# C470 to Union Chutes flow info?



## jimp (Feb 22, 2005)

I am needing flow information. I would like to take a couple of newbies down from C470 to Union. Any information would be greatly appreciated.

Thanks 
Jim


----------



## spthomson (Oct 18, 2003)

Let me google that for you


----------



## Dave Frank (Oct 14, 2003)

Low but runnable. 


Sent from my iPhone using Mountain Buzz


----------



## colo4o (Jul 19, 2013)

Good place to practice.....only 1 area behind Breckenridge brewery that will challenge them.

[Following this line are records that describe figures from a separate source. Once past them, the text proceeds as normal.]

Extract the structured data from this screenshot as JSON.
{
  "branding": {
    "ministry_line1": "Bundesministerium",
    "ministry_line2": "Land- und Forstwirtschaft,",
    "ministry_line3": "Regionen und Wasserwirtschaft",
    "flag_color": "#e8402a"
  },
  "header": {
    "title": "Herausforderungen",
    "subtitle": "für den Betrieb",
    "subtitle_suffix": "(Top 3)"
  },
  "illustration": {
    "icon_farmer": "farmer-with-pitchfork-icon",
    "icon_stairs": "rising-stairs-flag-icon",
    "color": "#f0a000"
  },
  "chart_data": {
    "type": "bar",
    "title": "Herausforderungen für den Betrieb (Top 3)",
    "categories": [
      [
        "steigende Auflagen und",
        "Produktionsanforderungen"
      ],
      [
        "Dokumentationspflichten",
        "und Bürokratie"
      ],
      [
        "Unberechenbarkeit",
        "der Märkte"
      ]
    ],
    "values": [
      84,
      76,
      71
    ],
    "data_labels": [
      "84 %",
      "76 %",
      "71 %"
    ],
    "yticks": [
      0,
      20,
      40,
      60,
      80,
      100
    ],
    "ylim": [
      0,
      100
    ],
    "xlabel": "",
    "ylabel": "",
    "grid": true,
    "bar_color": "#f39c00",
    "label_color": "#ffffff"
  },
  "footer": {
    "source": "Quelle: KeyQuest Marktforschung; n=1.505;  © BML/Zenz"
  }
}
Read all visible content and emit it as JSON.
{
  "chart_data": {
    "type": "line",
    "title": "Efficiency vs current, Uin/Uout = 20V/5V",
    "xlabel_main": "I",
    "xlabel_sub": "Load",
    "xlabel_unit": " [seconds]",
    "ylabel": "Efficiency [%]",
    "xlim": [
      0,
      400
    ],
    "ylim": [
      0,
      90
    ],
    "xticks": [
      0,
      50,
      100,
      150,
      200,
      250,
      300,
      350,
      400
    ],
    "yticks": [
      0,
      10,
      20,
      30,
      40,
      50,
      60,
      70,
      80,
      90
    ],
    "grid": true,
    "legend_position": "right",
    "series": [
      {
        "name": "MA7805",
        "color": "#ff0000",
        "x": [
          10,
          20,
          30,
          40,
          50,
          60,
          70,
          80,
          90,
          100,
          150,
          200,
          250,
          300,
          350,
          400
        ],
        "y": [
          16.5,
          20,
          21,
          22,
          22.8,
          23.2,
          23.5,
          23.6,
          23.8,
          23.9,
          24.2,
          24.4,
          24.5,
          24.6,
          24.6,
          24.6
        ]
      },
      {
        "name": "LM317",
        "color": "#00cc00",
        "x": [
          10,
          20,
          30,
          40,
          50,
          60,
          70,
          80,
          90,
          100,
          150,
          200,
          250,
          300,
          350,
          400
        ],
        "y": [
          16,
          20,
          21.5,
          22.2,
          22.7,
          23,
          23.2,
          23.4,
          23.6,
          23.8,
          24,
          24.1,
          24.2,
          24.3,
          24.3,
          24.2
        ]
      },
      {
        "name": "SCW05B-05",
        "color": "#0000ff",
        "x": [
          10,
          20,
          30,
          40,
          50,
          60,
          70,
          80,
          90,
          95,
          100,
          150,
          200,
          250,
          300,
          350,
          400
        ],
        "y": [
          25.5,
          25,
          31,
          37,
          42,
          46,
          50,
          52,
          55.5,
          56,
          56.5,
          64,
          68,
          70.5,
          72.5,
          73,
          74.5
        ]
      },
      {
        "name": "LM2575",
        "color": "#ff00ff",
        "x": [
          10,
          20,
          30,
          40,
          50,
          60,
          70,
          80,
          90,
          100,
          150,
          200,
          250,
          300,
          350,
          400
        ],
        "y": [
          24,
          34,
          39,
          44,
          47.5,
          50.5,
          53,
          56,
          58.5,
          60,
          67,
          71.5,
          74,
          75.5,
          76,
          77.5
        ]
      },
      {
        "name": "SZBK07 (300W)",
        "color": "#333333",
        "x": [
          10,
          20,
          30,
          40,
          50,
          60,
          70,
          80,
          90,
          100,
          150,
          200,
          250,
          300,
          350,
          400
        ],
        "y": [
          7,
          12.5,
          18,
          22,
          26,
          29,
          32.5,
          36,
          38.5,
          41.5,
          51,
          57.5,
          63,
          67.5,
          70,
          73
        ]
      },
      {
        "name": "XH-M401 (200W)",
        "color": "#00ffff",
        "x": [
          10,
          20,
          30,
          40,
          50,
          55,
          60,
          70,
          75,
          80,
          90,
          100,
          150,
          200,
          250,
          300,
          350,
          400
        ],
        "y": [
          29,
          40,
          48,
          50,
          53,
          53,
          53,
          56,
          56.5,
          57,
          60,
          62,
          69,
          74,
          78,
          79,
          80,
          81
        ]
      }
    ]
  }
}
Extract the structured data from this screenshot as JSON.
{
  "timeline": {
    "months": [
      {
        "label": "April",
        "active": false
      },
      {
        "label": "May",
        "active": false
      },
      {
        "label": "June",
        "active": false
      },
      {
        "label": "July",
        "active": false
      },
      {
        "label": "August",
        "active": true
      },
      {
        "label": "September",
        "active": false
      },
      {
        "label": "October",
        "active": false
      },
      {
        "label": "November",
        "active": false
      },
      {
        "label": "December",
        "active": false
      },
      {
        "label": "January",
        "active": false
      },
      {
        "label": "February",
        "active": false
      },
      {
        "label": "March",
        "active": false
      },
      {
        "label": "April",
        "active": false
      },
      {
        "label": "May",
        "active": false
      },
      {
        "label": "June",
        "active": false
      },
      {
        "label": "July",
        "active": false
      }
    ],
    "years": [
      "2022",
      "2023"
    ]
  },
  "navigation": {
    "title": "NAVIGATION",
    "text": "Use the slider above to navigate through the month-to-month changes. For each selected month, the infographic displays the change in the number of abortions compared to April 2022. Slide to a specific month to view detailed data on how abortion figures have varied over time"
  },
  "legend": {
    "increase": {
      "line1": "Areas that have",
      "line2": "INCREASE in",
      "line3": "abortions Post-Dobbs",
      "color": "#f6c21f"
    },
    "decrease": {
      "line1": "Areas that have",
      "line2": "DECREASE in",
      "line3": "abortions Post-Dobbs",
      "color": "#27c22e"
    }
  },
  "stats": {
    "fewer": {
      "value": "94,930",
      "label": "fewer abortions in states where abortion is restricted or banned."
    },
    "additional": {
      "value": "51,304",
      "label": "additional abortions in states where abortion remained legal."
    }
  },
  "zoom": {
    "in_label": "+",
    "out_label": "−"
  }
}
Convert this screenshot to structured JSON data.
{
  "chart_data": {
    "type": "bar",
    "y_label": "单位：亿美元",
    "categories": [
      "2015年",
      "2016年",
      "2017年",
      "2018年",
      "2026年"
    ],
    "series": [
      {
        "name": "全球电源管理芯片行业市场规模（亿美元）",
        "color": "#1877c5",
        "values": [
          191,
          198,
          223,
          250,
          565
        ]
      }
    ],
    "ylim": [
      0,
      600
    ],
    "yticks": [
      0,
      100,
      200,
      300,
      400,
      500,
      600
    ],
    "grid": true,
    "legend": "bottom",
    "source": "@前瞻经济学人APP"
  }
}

Drive to them and look so they can and get a feel for them.....always go between the 2 rocks.


----------



## cayo 2 (Apr 20, 2007)

Kind of old school ,but use Watertalk 303 831 7135 Division 1 is South Platte drainage station 62 is Union- 68=SP below Chatfield - 50 Waterton,41 is Confluence. ,40 below Cheeseman(deckers),42 Roberts,79 NFk at Bailey,22 &23 for Clear Crk.,58 St Vrain at Lyons,19 Poudre, 8&9 Boulder Crk,memorizing those stations enables you to check most of the beginner and intermediate runs on the front range quickly...in the link below AW flows there is a listing of all stations statewide....Division 2 is another you may use station 60 gorge and parkdale,59 for middle Ark/Nathrop



Currently 500+ out of Chatfield and 700 ish at Union...USGS seems to include Bear Crk inflow with Union even though it is a mile or two below it


----------